Todo es política

Oscar Gomez

Óscar Gómez Mera

Venimos asistiendo desde hace tiempo a un intento de criminalización por parte del equipo de Gobierno del Ayuntamiento de Ermua de todo aquello que ose disentir con su forma de hacer y deshacer en la gestión municipal.

En el mes de enero, la Policía Municipal emitía un comunicado a la prensa para trasladar a la opinión pública su malestar por las condiciones de precariedad en la que tienen que desarrollar su labor profesional. Falta de personal, de medios materiales, no cobertura de bajas laborales y jubilaciones eran algunas de las quejas que las agentes esgrimían. Ya en aquel entonces, el alcalde de Ermua no sólo manifestaba su desconocimiento sobre las condiciones en las que la Policía Municipal viene desarrollando su actividad laboral, sino que además alegaba que tras dichas reivindicaciones podía haber intereses políticos.

Hace unas semanas era la concejala de Juventud, Igualdad y Euskara quien a través de los micrófonos de una emisora de radio calificaba de arma política la disconformidad mostrada por algunos padres y madres a través de una red social por el hecho de que este año las plazas para las colonias de verano estuviesen limitadas.

Más allá de las posturas de cada una de las partes, tanto en uno u otro conflicto, parece ser que el señor Totorika y su equipo no digieren bien las críticas y el disenso y se empeñan en ver fantasmas e intereses oscuros donde sólo hay divergencias sobre su forma de gobernar. Para ello utilizan el argumento de la política, pues no entienden que se puede hacer política sin necesidad de ser concejal ni de su partido ni de ningún otro partido.

Política es lo que hacen las jubiladas y pensionistas de Ermua cuando cada lunes recorren las calles de la Villa reclamando pensiones dignas tras toda una vida de trabajo.

Política es lo que hace Nü Shu, el colectivo de jóvenes feministas, cuando se concentran en la plaza contra las sentencias machistas, llevan a cabo una performance el día 8 de marzo o colocan carteles y pancartas en fiestas para denunciar las agresiones que sufren las mujeres. Cuestión esta última que tampoco es del agrado del señor Totorika y de otros grupos de la oposición porque se sale de lo que ellos entienden por “normal”.

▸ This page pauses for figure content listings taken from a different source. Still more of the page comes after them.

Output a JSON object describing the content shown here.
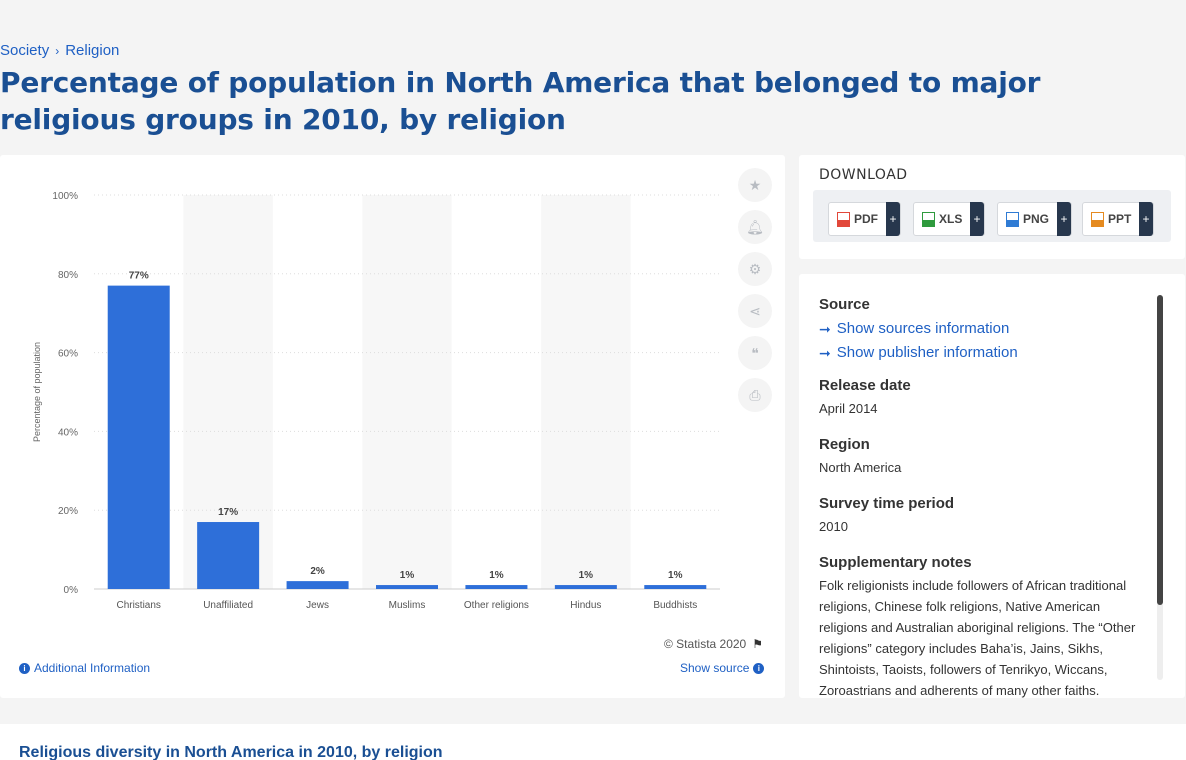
{
  "breadcrumb": {
    "items": [
      "Society",
      "Religion"
    ],
    "separator": "›"
  },
  "page_title": "Percentage of population in North America that belonged to major religious groups in 2010, by religion",
  "toolbar": {
    "icons": [
      "star-icon",
      "bell-icon",
      "gear-icon",
      "share-icon",
      "quote-icon",
      "print-icon"
    ]
  },
  "credit": "© Statista 2020",
  "additional_info": "Additional Information",
  "show_source": "Show source",
  "download": {
    "title": "DOWNLOAD",
    "buttons": [
      {
        "label": "PDF",
        "color": "#e2483a"
      },
      {
        "label": "XLS",
        "color": "#2e9a3d"
      },
      {
        "label": "PNG",
        "color": "#2f7bd4"
      },
      {
        "label": "PPT",
        "color": "#e58a1f"
      }
    ],
    "plus": "+"
  },
  "info": {
    "source_h": "Source",
    "show_sources": "Show sources information",
    "show_publisher": "Show publisher information",
    "release_h": "Release date",
    "release_v": "April 2014",
    "region_h": "Region",
    "region_v": "North America",
    "survey_h": "Survey time period",
    "survey_v": "2010",
    "notes_h": "Supplementary notes",
    "notes_v": "Folk religionists include followers of African traditional religions, Chinese folk religions, Native American religions and Australian aboriginal religions. The “Other religions” category includes Baha’is, Jains, Sikhs, Shintoists, Taoists, followers of Tenrikyo, Wiccans, Zoroastrians and adherents of many other faiths."
  },
  "bottom_title": "Religious diversity in North America in 2010, by religion",
  "chart_data": {
    "type": "bar",
    "categories": [
      "Christians",
      "Unaffiliated",
      "Jews",
      "Muslims",
      "Other religions",
      "Hindus",
      "Buddhists"
    ],
    "values": [
      77,
      17,
      2,
      1,
      1,
      1,
      1
    ],
    "data_labels": [
      "77%",
      "17%",
      "2%",
      "1%",
      "1%",
      "1%",
      "1%"
    ],
    "yticks": [
      "0%",
      "20%",
      "40%",
      "60%",
      "80%",
      "100%"
    ],
    "ylabel": "Percentage of population",
    "xlabel": "",
    "ylim": [
      0,
      100
    ],
    "bar_color": "#2e6fd9",
    "grid": true
  }
}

Política es lo que hicieron las trabajadoras de la Residencia Abeletxe cuando estuvieron casi dos años en huelga reclamando unas mejores condiciones laborales para ellas y un mejor servicio para las personas a las que atienden.

Política es lo que hacen los colectivos de jóvenes del pueblo cuando reclaman txosnas en fiestas o su propio espacio autogestionado.

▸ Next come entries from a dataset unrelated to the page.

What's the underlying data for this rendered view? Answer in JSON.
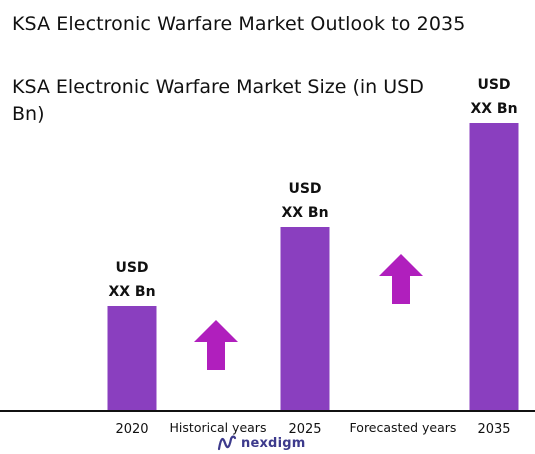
{
  "header": {
    "title": "KSA Electronic Warfare Market Outlook to 2035",
    "subtitle": "KSA Electronic Warfare Market Size (in USD Bn)"
  },
  "chart_data": {
    "type": "bar",
    "categories": [
      "2020",
      "2025",
      "2035"
    ],
    "values": [
      105,
      184,
      288
    ],
    "bar_labels": [
      [
        "USD",
        "XX Bn"
      ],
      [
        "USD",
        "XX Bn"
      ],
      [
        "USD",
        "XX Bn"
      ]
    ],
    "period_labels": [
      "Historical years",
      "Forecasted years"
    ],
    "xlabel": "",
    "ylabel": "",
    "ylim": [
      0,
      300
    ],
    "grid": false,
    "legend": "none",
    "colors": {
      "bar": "#8a3fbf",
      "arrow": "#b01fbd",
      "axis": "#111111"
    }
  },
  "brand": {
    "logo_text": "nexdigm",
    "logo_icon": "nexdigm-wave-icon",
    "color": "#3d3a8c"
  }
}
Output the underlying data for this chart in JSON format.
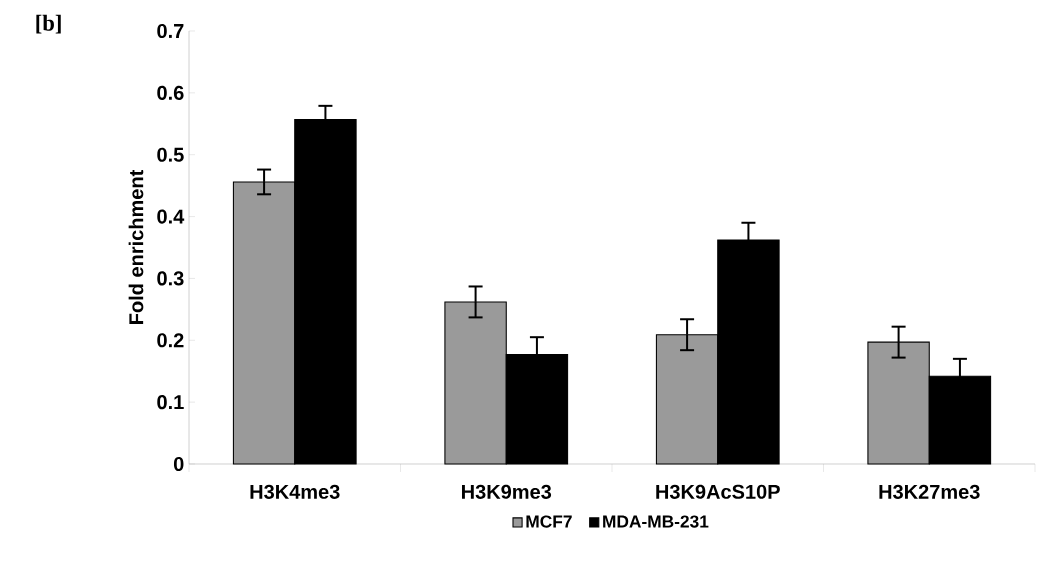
{
  "chart_data": {
    "type": "bar",
    "title": "[b]",
    "ylabel": "Fold enrichment",
    "categories": [
      "H3K4me3",
      "H3K9me3",
      "H3K9AcS10P",
      "H3K27me3"
    ],
    "series": [
      {
        "name": "MCF7",
        "color": "#9a9a9a",
        "values": [
          0.456,
          0.262,
          0.209,
          0.197
        ],
        "errors": [
          0.02,
          0.025,
          0.025,
          0.025
        ]
      },
      {
        "name": "MDA-MB-231",
        "color": "#000000",
        "values": [
          0.557,
          0.177,
          0.362,
          0.142
        ],
        "errors": [
          0.022,
          0.028,
          0.028,
          0.028
        ]
      }
    ],
    "ylim": [
      0,
      0.7
    ],
    "yticks": [
      0,
      0.1,
      0.2,
      0.3,
      0.4,
      0.5,
      0.6,
      0.7
    ],
    "legend": "bottom"
  }
}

Política es intentar llegar a fin de mes con un salario de mierda, con la prestación por desempleo o con una pensión de viudedad. Política es decidir si pagas la hipoteca o le das de comer a tus hijas. Política es intentar salir a buscar trabajo cada día en situación de irregularidad. Todo es política, y lo que se hace en el Ayuntamiento de Ermua sólo es una parte de esa política, mal que les pese a todos los equipos de gobierno y a todos los partidos políticos.

Les molestan las pancartas, las concentraciones, los comunicados en prensa, las publicaciones en redes sociales, las manifestaciones no institucionales. La calle era de Fraga y la política es de Totorika y su equipo de gobierno. Todo lo que escape de su control es digno de sospecha. Toda aquella que disienta está empuñando un arma política vaya usted a saber con qué oscuros y siniestros fines. La política la hacen ellos, y sólo ellos pueden hacerla.

No sólo no aceptan que haya personas que no comulguen con sus ruedas de molino. Les molesta que haya personas y colectivos que se organicen al margen del entramado institucional, que llevan dominando 40 años, para reivindicar lo que consideren oportuno. Y en vez de preguntarse por qué cada vez hay más personas descontentas con la labor institucional, arremeten contra las mismas criminalizándolas y esgrimiendo la política como arma.

Como su democracia se circunscribe única y exclusivamente a votar cada cuatro años, y cada vez que hay elecciones municipales siempre ganan ellos, pues será que son ellos quienes llevan razón y el resto del mundo quienes nos equivocamos.